当時の私にとって自分の家に客が来るというのは大事件である。私は従兄弟家族を家に迎えるにあたって、一生懸命家の中を片付けた。
片づけと言っても「雑然としたゴミ」を「整然と並んだゴミ」に変える行為に過ぎなかったと思うが、子供なりに一生懸命に片付けを行った。
ゴミ屋敷に引く夫婦
ゴミ屋敷に来た叔父さんの夫婦は、家に足を踏み入れると明らかに言葉少なになってしまっていた。
叔父さんのいつもの優しい雰囲気はどこかに吹き飛んでいた。叔父さん夫婦からは早く帰りたいという感情が伝わってきた。ゴミ屋敷の汚さに引いているという状態である。
一方従兄弟はまだ5歳である。無邪気にゴミの中で遊んでいた。私も従兄弟に会えた嬉しさで自分の家がゴミ屋敷であることは一時的に忘れて一緒に楽しく遊んでいた。
母親の弟の夫婦はゴミの中で遊ぶ我が子を心配そうに見ていた。
ゴミ屋敷での食事
汚いテーブルで素麺を囲む
母親が昼食に素麺を出してきた。4畳半の狭い台所に置かれた汚いテーブルで素麺を囲んだ。
従兄弟の両親はゴミの中での食事に明らかにげんなりしていたが、私は気にしない素振りをしながら従兄弟たちと素麺をすすった。
事件が起こったのはその食事中である。
薬味ふりかけが最先端
その頃私は素麺のめんつゆに「薬味のふりかけ」を入れるのが好きだった。
瓶入りで、海苔やゴマやワサビ等が配合されたふりかけだ。めんつゆに振りかけるだけで、海苔の風味やワサビの大人な辛味が加わるという便利なふりかけだ。
革命的な商品
わたしは「めんつゆに振りかけると、素麺が無茶苦茶美味しくなる!なんて革命的な商品なんだ!」という感情を「薬味ふりかけ」に持っていた。
「全国の小学生の中でもこの薬味ふりかけの美味しさに気づいているのは僕だけかもしれない」という選民意識に近いものを薬味ふりかけをきっかけにして抱いていた。

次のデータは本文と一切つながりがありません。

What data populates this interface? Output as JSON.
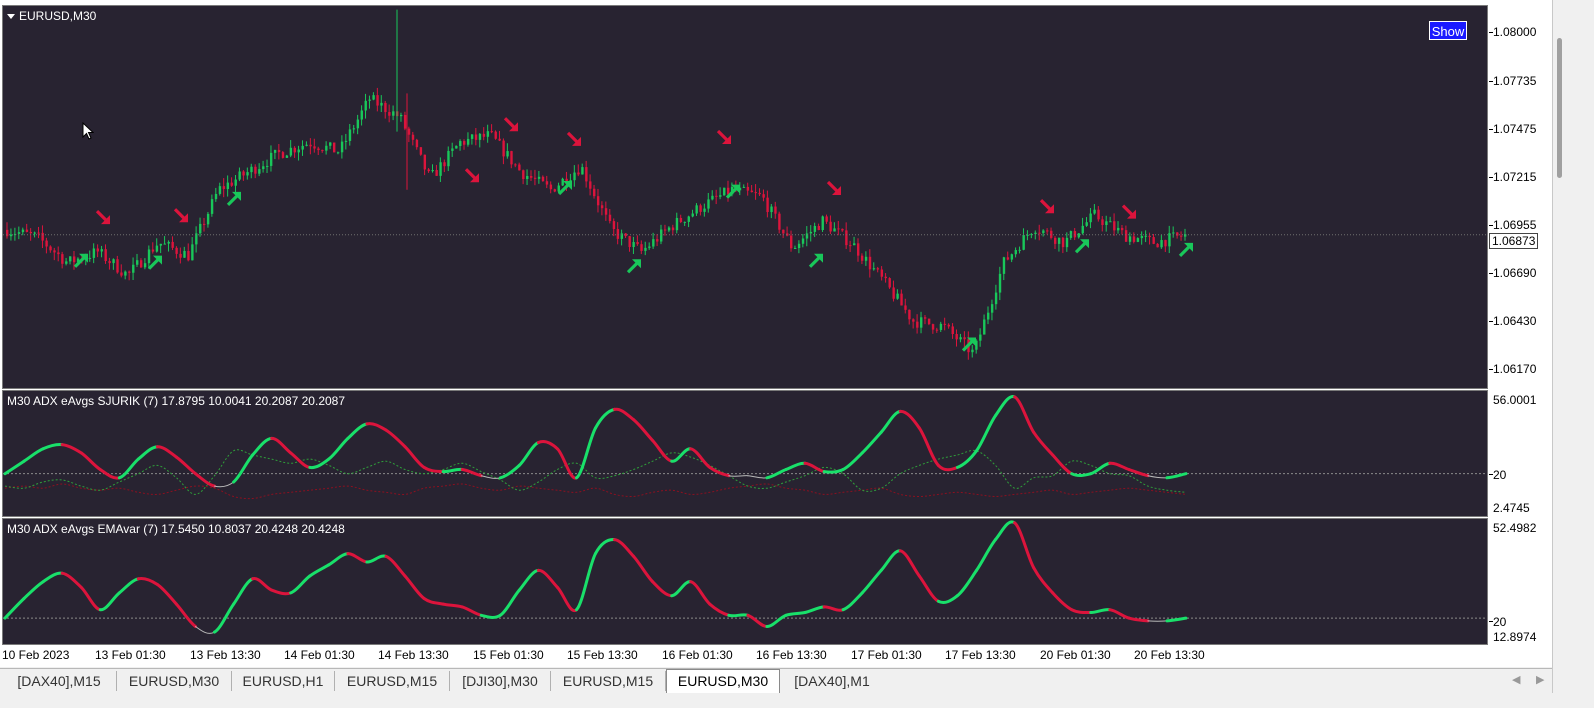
{
  "window": {
    "symbol_label": "EURUSD,M30",
    "show_button": "Show"
  },
  "price_axis": {
    "labels": [
      "1.08000",
      "1.07735",
      "1.07475",
      "1.07215",
      "1.06955",
      "1.06690",
      "1.06430",
      "1.06170"
    ],
    "current": "1.06873",
    "min": 1.0602,
    "max": 1.0813
  },
  "indicator1": {
    "title": "M30  ADX eAvgs  SJURIK (7) 17.8795 10.0041 20.2087 20.2087",
    "scale_top": "56.0001",
    "level": "20",
    "scale_bottom": "2.4745",
    "min": 2.4745,
    "max": 56.0001
  },
  "indicator2": {
    "title": "M30  ADX eAvgs EMAvar (7) 17.5450 10.8037 20.4248 20.4248",
    "scale_top": "52.4982",
    "level": "20",
    "scale_bottom": "12.8974",
    "min": 12.8974,
    "max": 52.4982
  },
  "time_axis": [
    "10 Feb 2023",
    "13 Feb 01:30",
    "13 Feb 13:30",
    "14 Feb 01:30",
    "14 Feb 13:30",
    "15 Feb 01:30",
    "15 Feb 13:30",
    "16 Feb 01:30",
    "16 Feb 13:30",
    "17 Feb 01:30",
    "17 Feb 13:30",
    "20 Feb 01:30",
    "20 Feb 13:30"
  ],
  "tabs": [
    "[DAX40],M15",
    "EURUSD,M30",
    "EURUSD,H1",
    "EURUSD,M15",
    "[DJI30],M30",
    "EURUSD,M15",
    "EURUSD,M30",
    "[DAX40],M1"
  ],
  "active_tab": 6,
  "colors": {
    "background": "#282331",
    "bull": "#19c75a",
    "bear": "#dc143c",
    "adx_up": "#19e06a",
    "adx_down": "#dc143c",
    "plus_di": "#2f9e3a",
    "minus_di": "#8b1020"
  },
  "icons": {
    "tab_prev": "triangle-left-icon",
    "tab_next": "triangle-right-icon",
    "arrow_up": "arrow-up-right-icon",
    "arrow_down": "arrow-down-right-icon"
  },
  "chart_data": [
    {
      "type": "candlestick",
      "title": "EURUSD,M30",
      "ylim": [
        1.0602,
        1.0813
      ],
      "close_path": [
        {
          "x": "10 Feb 2023",
          "y": 1.069
        },
        {
          "x": "10 Feb",
          "y": 1.0686
        },
        {
          "x": "10 Feb",
          "y": 1.0672
        },
        {
          "x": "13 Feb 01:30",
          "y": 1.0678
        },
        {
          "x": "13 Feb",
          "y": 1.0665
        },
        {
          "x": "13 Feb",
          "y": 1.0683
        },
        {
          "x": "13 Feb",
          "y": 1.0676
        },
        {
          "x": "13 Feb 13:30",
          "y": 1.0712
        },
        {
          "x": "13 Feb",
          "y": 1.0722
        },
        {
          "x": "14 Feb 01:30",
          "y": 1.0732
        },
        {
          "x": "14 Feb",
          "y": 1.0738
        },
        {
          "x": "14 Feb",
          "y": 1.0733
        },
        {
          "x": "14 Feb",
          "y": 1.0762
        },
        {
          "x": "14 Feb 13:30",
          "y": 1.0752
        },
        {
          "x": "14 Feb",
          "y": 1.0718
        },
        {
          "x": "14 Feb",
          "y": 1.0738
        },
        {
          "x": "15 Feb 01:30",
          "y": 1.0742
        },
        {
          "x": "15 Feb",
          "y": 1.0722
        },
        {
          "x": "15 Feb",
          "y": 1.0712
        },
        {
          "x": "15 Feb",
          "y": 1.0725
        },
        {
          "x": "15 Feb 13:30",
          "y": 1.069
        },
        {
          "x": "15 Feb",
          "y": 1.0678
        },
        {
          "x": "16 Feb 01:30",
          "y": 1.0692
        },
        {
          "x": "16 Feb",
          "y": 1.0703
        },
        {
          "x": "16 Feb",
          "y": 1.0712
        },
        {
          "x": "16 Feb",
          "y": 1.0708
        },
        {
          "x": "16 Feb 13:30",
          "y": 1.068
        },
        {
          "x": "16 Feb",
          "y": 1.0695
        },
        {
          "x": "17 Feb 01:30",
          "y": 1.0682
        },
        {
          "x": "17 Feb",
          "y": 1.0662
        },
        {
          "x": "17 Feb",
          "y": 1.064
        },
        {
          "x": "17 Feb",
          "y": 1.0637
        },
        {
          "x": "17 Feb 13:30",
          "y": 1.0622
        },
        {
          "x": "17 Feb",
          "y": 1.0672
        },
        {
          "x": "17 Feb",
          "y": 1.0692
        },
        {
          "x": "20 Feb 01:30",
          "y": 1.0683
        },
        {
          "x": "20 Feb",
          "y": 1.0698
        },
        {
          "x": "20 Feb",
          "y": 1.0687
        },
        {
          "x": "20 Feb 13:30",
          "y": 1.0683
        },
        {
          "x": "20 Feb",
          "y": 1.0687
        }
      ],
      "signals_down": [
        1.0697,
        1.0698,
        1.072,
        1.0748,
        1.074,
        1.0741,
        1.0713,
        1.0703,
        1.07,
        1.0701
      ],
      "signals_up": [
        1.0673,
        1.0672,
        1.0707,
        1.0713,
        1.067,
        1.0711,
        1.0673,
        1.0627,
        1.0681,
        1.0679
      ],
      "current_price": 1.06873
    },
    {
      "type": "line",
      "title": "M30  ADX eAvgs  SJURIK (7) 17.8795 10.0041 20.2087 20.2087",
      "ylim": [
        2.4745,
        56.0001
      ],
      "reference_level": 20,
      "series": [
        {
          "values": [
            20,
            26,
            32,
            34,
            30,
            22,
            18,
            27,
            33,
            28,
            20,
            14,
            16,
            29,
            37,
            30,
            23,
            27,
            37,
            44,
            41,
            33,
            23,
            21,
            22,
            19,
            18,
            24,
            35,
            32,
            18,
            42,
            51,
            46,
            36,
            26,
            32,
            23,
            19,
            19,
            18,
            22,
            25,
            21,
            22,
            30,
            40,
            50,
            42,
            24,
            23,
            31,
            48,
            57,
            40,
            29,
            20,
            20,
            25,
            22,
            19,
            18,
            20
          ]
        },
        {
          "values": [
            14,
            13,
            16,
            17,
            14,
            12,
            16,
            20,
            24,
            18,
            10,
            19,
            31,
            29,
            27,
            25,
            27,
            24,
            20,
            23,
            26,
            22,
            20,
            22,
            25,
            21,
            17,
            12,
            16,
            22,
            25,
            18,
            19,
            22,
            26,
            30,
            28,
            24,
            19,
            14,
            13,
            16,
            19,
            23,
            20,
            12,
            13,
            20,
            24,
            27,
            29,
            31,
            24,
            13,
            18,
            19,
            26,
            24,
            20,
            19,
            14,
            12,
            11
          ]
        },
        {
          "values": [
            13,
            14,
            13,
            15,
            13,
            12,
            13,
            11,
            10,
            12,
            14,
            13,
            9,
            8,
            10,
            11,
            12,
            13,
            14,
            12,
            11,
            10,
            13,
            14,
            15,
            13,
            12,
            14,
            13,
            12,
            11,
            13,
            10,
            9,
            11,
            12,
            10,
            11,
            13,
            14,
            15,
            13,
            12,
            10,
            11,
            12,
            13,
            10,
            9,
            10,
            11,
            10,
            9,
            10,
            11,
            12,
            10,
            11,
            12,
            13,
            12,
            11,
            10
          ]
        }
      ]
    },
    {
      "type": "line",
      "title": "M30  ADX eAvgs EMAvar (7) 17.5450 10.8037 20.4248 20.4248",
      "ylim": [
        12.8974,
        52.4982
      ],
      "reference_level": 20,
      "series": [
        {
          "values": [
            20,
            27,
            33,
            36,
            31,
            23,
            29,
            34,
            32,
            25,
            17,
            15,
            25,
            34,
            30,
            29,
            35,
            39,
            43,
            40,
            42,
            35,
            27,
            25,
            24,
            21,
            21,
            30,
            37,
            31,
            23,
            43,
            48,
            42,
            33,
            28,
            33,
            25,
            21,
            21,
            17,
            21,
            22,
            24,
            23,
            29,
            37,
            44,
            35,
            26,
            28,
            37,
            48,
            54,
            38,
            29,
            23,
            22,
            23,
            20,
            19,
            19,
            20
          ]
        }
      ]
    }
  ]
}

とにかく私の中で薬味ふりかけは時代の最先端のイカした商品だった。
従兄弟に食べさせたい
従兄弟と素麺を食べるにあたって、従兄弟にその「薬味ふりかけ」を食べてもらいたいという気持ちがあった。
「田舎育ちの従兄弟は『薬味ふりかけ』などという便利で美味しい代物は知らないに違いない。」「自分の家はゴミ屋敷だけど、流行の最先端の『薬味ふりかけ』を食べさせて、従兄弟にいい格好をしたい」という気持ちになっていた。
家になかった
ところがその日「薬味ふりかけ」は家になかった。単純に切らしていたのである。
どうしても従兄弟の前で良い格好をしたかった私は「薬味ふりかけ」の代わりのモノを食卓で見つけた。
ただのふりかけ
ただの瓶入りのふりかけである。
私はその「ただのふりかけ」を迷わず自分のめんつゆにふりかけた。同じようなビジュアルのビンに入っているし、多分中身も似たようなものだろうという考えからだ。
ふりかけ行為でいい格好したかった
なにより従兄弟の前で「めんつゆに最先端のふりかけを投入する行為」をやって良い格好をしたかったのである。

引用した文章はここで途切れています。